Um rapaz que cursava odontologia foi obrigado – do contrário, ele não se formaria – a se inscrever numa disciplina de biologia. No primeiro dia de aula, ele sinceramente disse ao professor que as lições seriam tão úteis para ele quanto plantar batatas. O mestre, então, diante da ignorância, respirou fundo e permitiu resignadamente que ele não frequentasse as classes. No entanto, passou-lhe um trabalho. Ele deveria observar alguns peixes dentro de um aquário e fazer relatórios sobre o que acontecia. Nos primeiros meses, as observações se limitaram à nutrição dos bichos, e o professor se mostrou insatisfeito. No fim do semestre, porém, o aluno tomou as notas que lhe valeram a aprovação. Tendo ficado acordado até mais tarde estudando, ele cochilou e seu braço derrubou a luminária. De repente, todos os peixes, que estavam imóveis, correram para a luz. Os fótons atraíam os animais quando a sua fonte estava colada à parede de vidro, mas quando procediam da janela ou da lâmpada no teto, o mesmo não acontecia. Havia já um problema, uma pergunta teórica que poderia ser respondida teoricamente.

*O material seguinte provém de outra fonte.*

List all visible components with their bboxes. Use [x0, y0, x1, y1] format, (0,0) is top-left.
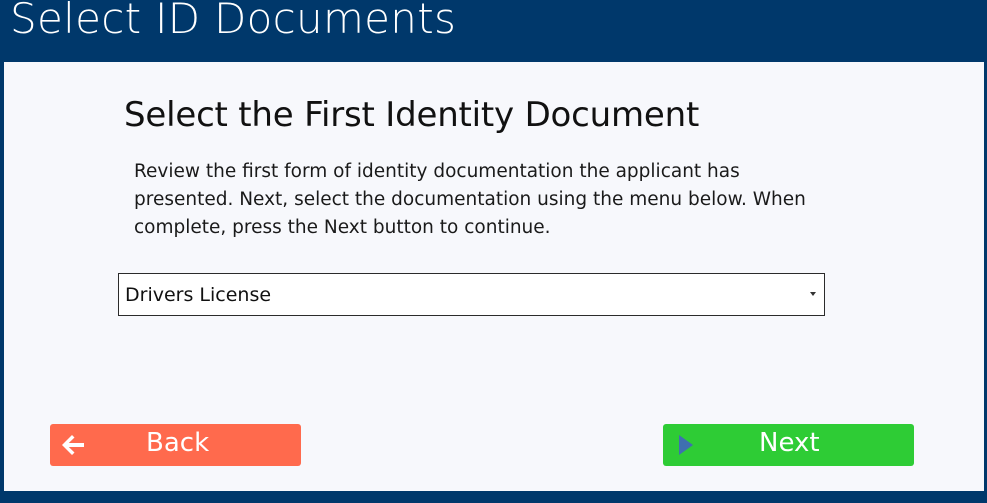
content-panel: Select the First Identity Document Revie… — [4, 62, 984, 491]
document-type-selected-value: Drivers License — [125, 284, 272, 306]
page-heading: Select the First Identity Document — [124, 95, 700, 135]
caret-down-icon — [810, 292, 816, 296]
back-button[interactable]: Back — [50, 424, 301, 466]
play-icon — [679, 435, 693, 455]
document-type-select[interactable]: Drivers License — [118, 273, 825, 316]
next-button[interactable]: Next — [663, 424, 914, 466]
back-button-label: Back — [146, 428, 210, 458]
arrow-left-icon — [62, 435, 84, 455]
title-bar: Select ID Documents — [0, 0, 987, 62]
next-button-label: Next — [759, 428, 820, 458]
instructions-text: Review the first form of identity docume… — [134, 161, 806, 238]
window-title: Select ID Documents — [10, 0, 457, 43]
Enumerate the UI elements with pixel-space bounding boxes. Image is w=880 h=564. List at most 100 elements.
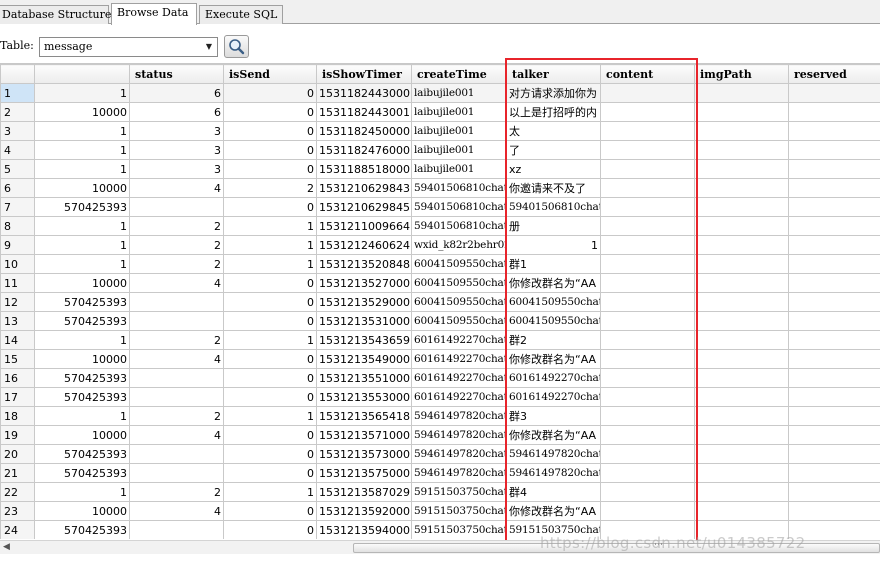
table-cell[interactable]: 1 — [34, 482, 130, 502]
table-row[interactable]: 20 570425393 0 1531213573000 59461497820chat… — [0, 444, 880, 464]
table-cell[interactable] — [600, 254, 695, 274]
table-cell[interactable]: 60041509550chatr — [506, 292, 601, 312]
table-cell[interactable]: 1 — [34, 406, 130, 426]
table-cell[interactable] — [788, 482, 880, 502]
table-cell[interactable]: 59151503750chatr — [411, 501, 507, 521]
table-cell[interactable] — [600, 102, 695, 122]
table-cell[interactable]: 570425393 — [34, 387, 130, 407]
table-cell[interactable]: 4 — [129, 273, 224, 293]
row-number[interactable]: 13 — [0, 311, 35, 331]
table-cell[interactable]: 1 — [223, 406, 317, 426]
table-cell[interactable]: 对方请求添加你为 — [506, 83, 601, 103]
table-cell[interactable]: 1 — [34, 254, 130, 274]
table-row[interactable]: 13 570425393 0 1531213531000 60041509550chat… — [0, 311, 880, 331]
table-cell[interactable]: 6 — [129, 102, 224, 122]
table-cell[interactable]: 1531213551000 — [316, 368, 412, 388]
table-cell[interactable]: laibujile001 — [411, 102, 507, 122]
table-cell[interactable] — [694, 406, 789, 426]
column-header-isshowtimer[interactable]: isShowTimer — [316, 64, 412, 84]
table-cell[interactable]: 10000 — [34, 102, 130, 122]
table-cell[interactable]: 59401506810chatr — [411, 216, 507, 236]
column-header-blank[interactable] — [34, 64, 130, 84]
row-number[interactable]: 8 — [0, 216, 35, 236]
table-cell[interactable] — [788, 349, 880, 369]
row-number[interactable]: 14 — [0, 330, 35, 350]
table-cell[interactable]: 59401506810chatr — [411, 197, 507, 217]
table-cell[interactable] — [600, 197, 695, 217]
row-number[interactable]: 19 — [0, 425, 35, 445]
table-cell[interactable] — [788, 235, 880, 255]
table-row[interactable]: 10 1 2 1 1531213520848 60041509550chatr 群1 — [0, 254, 880, 274]
table-cell[interactable] — [788, 292, 880, 312]
table-cell[interactable]: 1 — [34, 140, 130, 160]
row-number[interactable]: 20 — [0, 444, 35, 464]
table-cell[interactable] — [600, 121, 695, 141]
table-cell[interactable]: 10000 — [34, 501, 130, 521]
row-number[interactable]: 9 — [0, 235, 35, 255]
table-cell[interactable] — [600, 425, 695, 445]
table-cell[interactable]: 60041509550chatr — [506, 311, 601, 331]
table-row[interactable]: 11 10000 4 0 1531213527000 60041509550chatr 你修… — [0, 273, 880, 293]
table-cell[interactable]: 你修改群名为“AA — [506, 425, 601, 445]
table-cell[interactable]: 60161492270chatr — [411, 349, 507, 369]
table-cell[interactable]: 1531213527000 — [316, 273, 412, 293]
column-header-talker[interactable]: talker — [506, 64, 601, 84]
tab-database-structure[interactable]: Database Structure — [0, 5, 111, 24]
row-number[interactable]: 12 — [0, 292, 35, 312]
table-row[interactable]: 8 1 2 1 1531211009664 59401506810chatr 册 — [0, 216, 880, 236]
table-cell[interactable] — [129, 520, 224, 539]
scroll-left-icon[interactable]: ◀ — [3, 542, 10, 552]
table-cell[interactable] — [694, 197, 789, 217]
table-cell[interactable]: 59151503750chatr — [411, 520, 507, 539]
table-cell[interactable]: 570425393 — [34, 292, 130, 312]
table-cell[interactable]: 1531213529000 — [316, 292, 412, 312]
table-cell[interactable]: 10000 — [34, 425, 130, 445]
table-cell[interactable]: 4 — [129, 178, 224, 198]
table-cell[interactable]: 0 — [223, 102, 317, 122]
table-cell[interactable] — [694, 216, 789, 236]
table-cell[interactable] — [788, 444, 880, 464]
table-cell[interactable]: 6 — [129, 83, 224, 103]
table-cell[interactable]: xz — [506, 159, 601, 179]
table-cell[interactable] — [694, 83, 789, 103]
table-cell[interactable] — [600, 178, 695, 198]
table-row[interactable]: 5 1 3 0 1531188518000 laibujile001 xz — [0, 159, 880, 179]
table-cell[interactable]: 了 — [506, 140, 601, 160]
table-cell[interactable] — [694, 121, 789, 141]
table-cell[interactable]: 1531211009664 — [316, 216, 412, 236]
table-cell[interactable]: 1 — [223, 235, 317, 255]
tab-execute-sql[interactable]: Execute SQL — [199, 5, 283, 24]
row-number[interactable]: 7 — [0, 197, 35, 217]
table-row[interactable]: 7 570425393 0 1531210629845 59401506810chatr… — [0, 197, 880, 217]
row-number[interactable]: 22 — [0, 482, 35, 502]
chevron-down-icon[interactable]: ▼ — [201, 38, 217, 56]
table-cell[interactable] — [694, 102, 789, 122]
table-cell[interactable]: 1 — [223, 330, 317, 350]
table-cell[interactable]: 59461497820chatr — [411, 444, 507, 464]
table-row[interactable]: 18 1 2 1 1531213565418 59461497820chatr 群3 — [0, 406, 880, 426]
table-cell[interactable]: 59461497820chatr — [411, 406, 507, 426]
table-cell[interactable]: 59461497820chatr — [411, 463, 507, 483]
table-cell[interactable]: 1531213543659 — [316, 330, 412, 350]
table-cell[interactable]: 59461497820chatr — [411, 425, 507, 445]
table-cell[interactable]: 1531213553000 — [316, 387, 412, 407]
table-cell[interactable]: 1531182443001 — [316, 102, 412, 122]
table-cell[interactable]: 1531213573000 — [316, 444, 412, 464]
table-cell[interactable] — [694, 140, 789, 160]
table-cell[interactable]: 群3 — [506, 406, 601, 426]
table-cell[interactable] — [600, 368, 695, 388]
table-cell[interactable] — [788, 330, 880, 350]
table-cell[interactable]: 2 — [223, 178, 317, 198]
table-cell[interactable]: 0 — [223, 83, 317, 103]
table-row[interactable]: 16 570425393 0 1531213551000 60161492270chat… — [0, 368, 880, 388]
table-row[interactable]: 1 1 6 0 1531182443000 laibujile001 对方请求添加你为 — [0, 83, 880, 103]
table-cell[interactable]: 60041509550chatr — [411, 254, 507, 274]
table-cell[interactable] — [129, 197, 224, 217]
table-cell[interactable]: 1531182476000 — [316, 140, 412, 160]
table-cell[interactable] — [600, 387, 695, 407]
table-cell[interactable] — [600, 444, 695, 464]
table-cell[interactable] — [694, 349, 789, 369]
table-row[interactable]: 21 570425393 0 1531213575000 59461497820chat… — [0, 463, 880, 483]
row-number[interactable]: 18 — [0, 406, 35, 426]
table-cell[interactable]: 1531213520848 — [316, 254, 412, 274]
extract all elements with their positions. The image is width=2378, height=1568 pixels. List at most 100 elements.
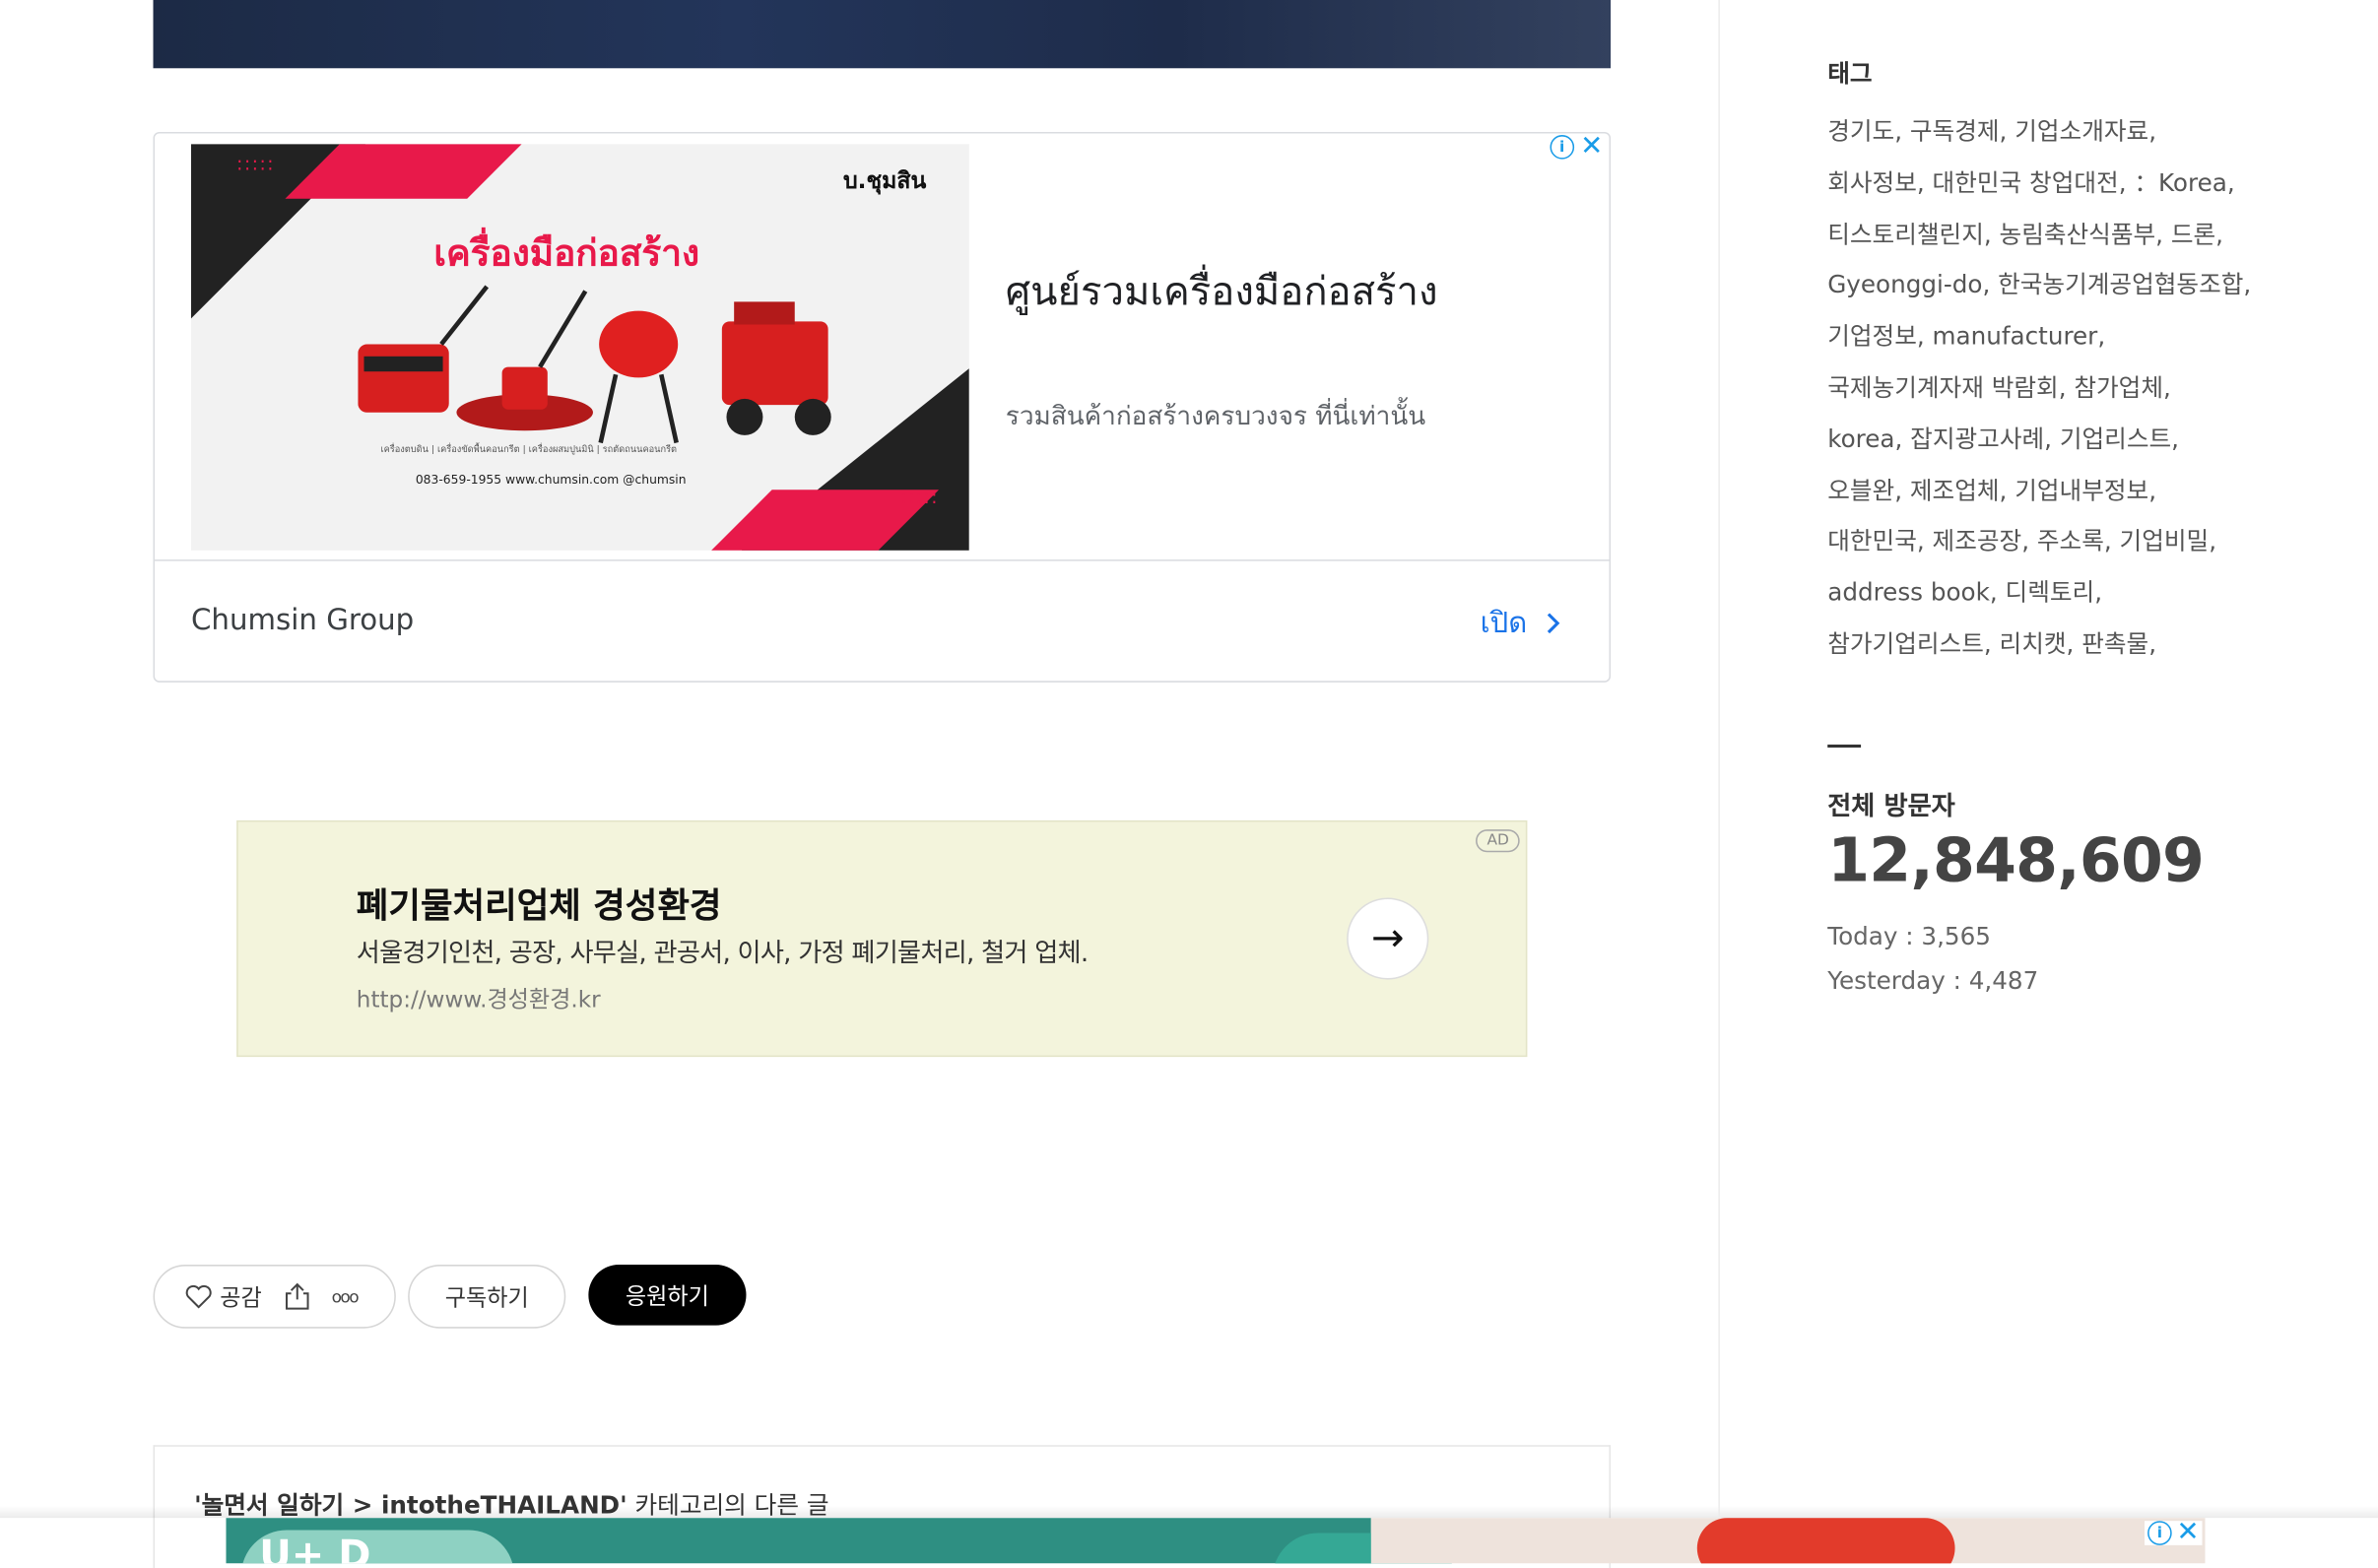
tag-link[interactable]: 오블완 [1827, 476, 1894, 504]
ad-image-contact: 083-659-1955 www.chumsin.com @chumsin [415, 473, 687, 488]
tag-separator: , [2226, 167, 2235, 197]
tag-link[interactable]: 기업소개자료 [2015, 117, 2148, 146]
display-ad-card[interactable]: ::::: บ.ชุมสิน เครื่องมือก่อสร้าง เครื่อ… [153, 131, 1612, 683]
support-button[interactable]: 응원하기 [588, 1265, 747, 1326]
tag-link[interactable]: 대한민국 창업대전 [1933, 168, 2119, 197]
heart-icon [185, 1284, 212, 1309]
anchor-ad-text: U+ D [259, 1533, 371, 1564]
section-dash [1827, 744, 1862, 749]
tag-separator: , [2103, 526, 2120, 556]
tag-separator: , [2171, 424, 2179, 454]
tag-separator: , [1999, 116, 2015, 146]
anchor-ad-choices[interactable]: i ✕ [2144, 1519, 2203, 1546]
tag-separator: , [2243, 270, 2252, 299]
tag-link[interactable]: 기업정보 [1827, 322, 1917, 351]
tag-row: 경기도, 구독경제, 기업소개자료, [1827, 106, 2313, 158]
tag-link[interactable]: 제조업체 [1910, 476, 2000, 504]
tag-link[interactable]: 드론 [2171, 220, 2215, 248]
tag-separator: , [1983, 628, 2000, 659]
tag-row: 회사정보, 대한민국 창업대전, ：Korea, [1827, 158, 2313, 209]
tag-link[interactable]: 주소록 [2037, 527, 2104, 555]
tag-separator: , [2215, 219, 2224, 248]
ad-image-dots-br: ::::: [900, 487, 940, 508]
tag-link[interactable]: 경기도 [1827, 117, 1894, 146]
tag-separator: , [2097, 321, 2106, 351]
tag-separator: , [1983, 219, 2000, 248]
text-ad-banner[interactable]: AD 폐기물처리업체 경성환경 서울경기인천, 공장, 사무실, 관공서, 이사… [236, 819, 1528, 1058]
close-icon[interactable]: ✕ [2176, 1519, 2199, 1546]
tag-link[interactable]: address book [1827, 578, 1990, 607]
ad-open-button[interactable]: เปิด [1481, 601, 1560, 646]
ad-description[interactable]: รวมสินค้าก่อสร้างครบวงจร ที่นี่เท่านั้น [1006, 396, 1425, 437]
sidebar-divider [1718, 0, 1720, 1517]
tag-row: address book, 디렉토리, [1827, 567, 2313, 619]
tag-separator: , [1894, 475, 1910, 505]
tag-separator: , [2163, 372, 2171, 402]
visitors-title: 전체 방문자 [1827, 791, 1955, 822]
tag-link[interactable]: 티스토리챌린지 [1827, 220, 1984, 248]
tag-link[interactable]: manufacturer [1933, 322, 2098, 351]
ad-choices[interactable]: i ✕ [1550, 133, 1603, 161]
tag-link[interactable]: 참가업체 [2074, 373, 2163, 402]
tag-separator: , [2148, 628, 2157, 659]
tag-link[interactable]: 기업리스트 [2060, 425, 2171, 453]
tag-separator: , [1894, 424, 1911, 454]
share-icon[interactable] [283, 1281, 310, 1312]
tag-link[interactable]: 제조공장 [1933, 527, 2022, 555]
tag-link[interactable]: 잡지광고사례 [1910, 425, 2044, 453]
ad-banner-title[interactable]: 폐기물처리업체 경성환경 [357, 877, 722, 928]
tag-link[interactable]: korea [1827, 425, 1894, 453]
tag-separator: , [2209, 526, 2217, 556]
tag-separator: , [1989, 577, 2006, 608]
tag-link[interactable]: 구독경제 [1910, 117, 2000, 146]
post-hero-image [153, 0, 1612, 69]
tag-separator: , [2058, 372, 2075, 402]
tag-link[interactable]: 한국농기계공업협동조합 [1998, 271, 2243, 299]
close-icon[interactable]: ✕ [1580, 133, 1603, 161]
tag-link[interactable]: 대한민국 [1827, 527, 1917, 555]
ad-image[interactable]: ::::: บ.ชุมสิน เครื่องมือก่อสร้าง เครื่อ… [190, 144, 969, 551]
tag-link[interactable]: 농림축산식품부 [2000, 220, 2156, 248]
tag-link[interactable]: 회사정보 [1827, 168, 1917, 197]
anchor-ad-shadow [0, 1505, 2378, 1519]
subscribe-button[interactable]: 구독하기 [408, 1265, 566, 1329]
arrow-right-icon[interactable]: → [1347, 897, 1429, 980]
info-icon[interactable]: i [2147, 1521, 2172, 1545]
tag-link[interactable]: 참가기업리스트 [1827, 629, 1984, 658]
like-label: 공감 [220, 1283, 262, 1311]
tag-row: 대한민국, 제조공장, 주소록, 기업비밀, [1827, 516, 2313, 567]
tag-separator: , [1894, 116, 1910, 146]
tag-row: Gyeonggi-do, 한국농기계공업협동조합, [1827, 260, 2313, 311]
tag-separator: , [1916, 167, 1933, 197]
tag-link[interactable]: ：Korea [2134, 168, 2226, 197]
visitors-yesterday: Yesterday : 4,487 [1827, 965, 2039, 995]
tag-separator: , [1999, 475, 2015, 505]
ad-banner-url[interactable]: http://www.경성환경.kr [357, 983, 601, 1014]
tag-separator: , [1982, 270, 1999, 299]
like-button[interactable]: 공감 [185, 1280, 262, 1312]
ad-image-brand: บ.ชุมสิน [843, 166, 927, 195]
ad-badge: AD [1476, 829, 1520, 853]
more-icon[interactable]: ooo [332, 1286, 360, 1306]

No imbróglio da pesquisa com células-tronco, a observação palmar, simples e acessível a qualquer um é a de que duma única célula surge o corpo inteiro do seu João de Humelaga. E o pseudo-fato é que as células-tronco adultas não seriviriam. Hoje, depois que o STF cedeu à chantagem emocial de alguns pseudo-cientistas, a opinião aceita é a de que servem. Não havia um problema teórico a ser resolvido, mas uma vontade louca de agir. Mas os pseudo-cientistas, com o rabo entre as pernas, admitem que haviam errado, que haviam se precipitado, que, antes de virem a público com a promessa de uma panacéia, deveriam ter feito mais observações. E aí teriam visto que as células-tronco adultas são viáveis para o experimento que pretendiam, que os embriões poderiam ter sido deixados em paz, que o senhor João de Humelaga poderia ter nascido e estar solto no mundo, vivo e alegre.Ciência é  observação

Esse, porém, não era o método do nunca assaz louvado Pasteur. Antes de propor a teoria do germe, ele tinha alguns fatos que qualquer um poderia ver com os próprios olhos. O primeiro era que a multiplicação de micro-organismos não dependia do oxigênio. O segundo era que essas pequenas vidas, como as grandes, não resistiam a uma temperatura elevada. O terceiro era que esses seres hipotéticos tinham um certa massa. A diferença entre estes e o fatídico fato dos pesquisadores que prometiam o que não podiam cumprir é esta: os acidentes dos mircróbios já haviam sido observados quando a explicação foi proposta, mas a tese do quanto mais jovem melhor não passa de uma expressão bonitinha, mas ordinária. Não era um fato contemplado, mas sim uma hipótese a ser refutada à custa de outras pessoas.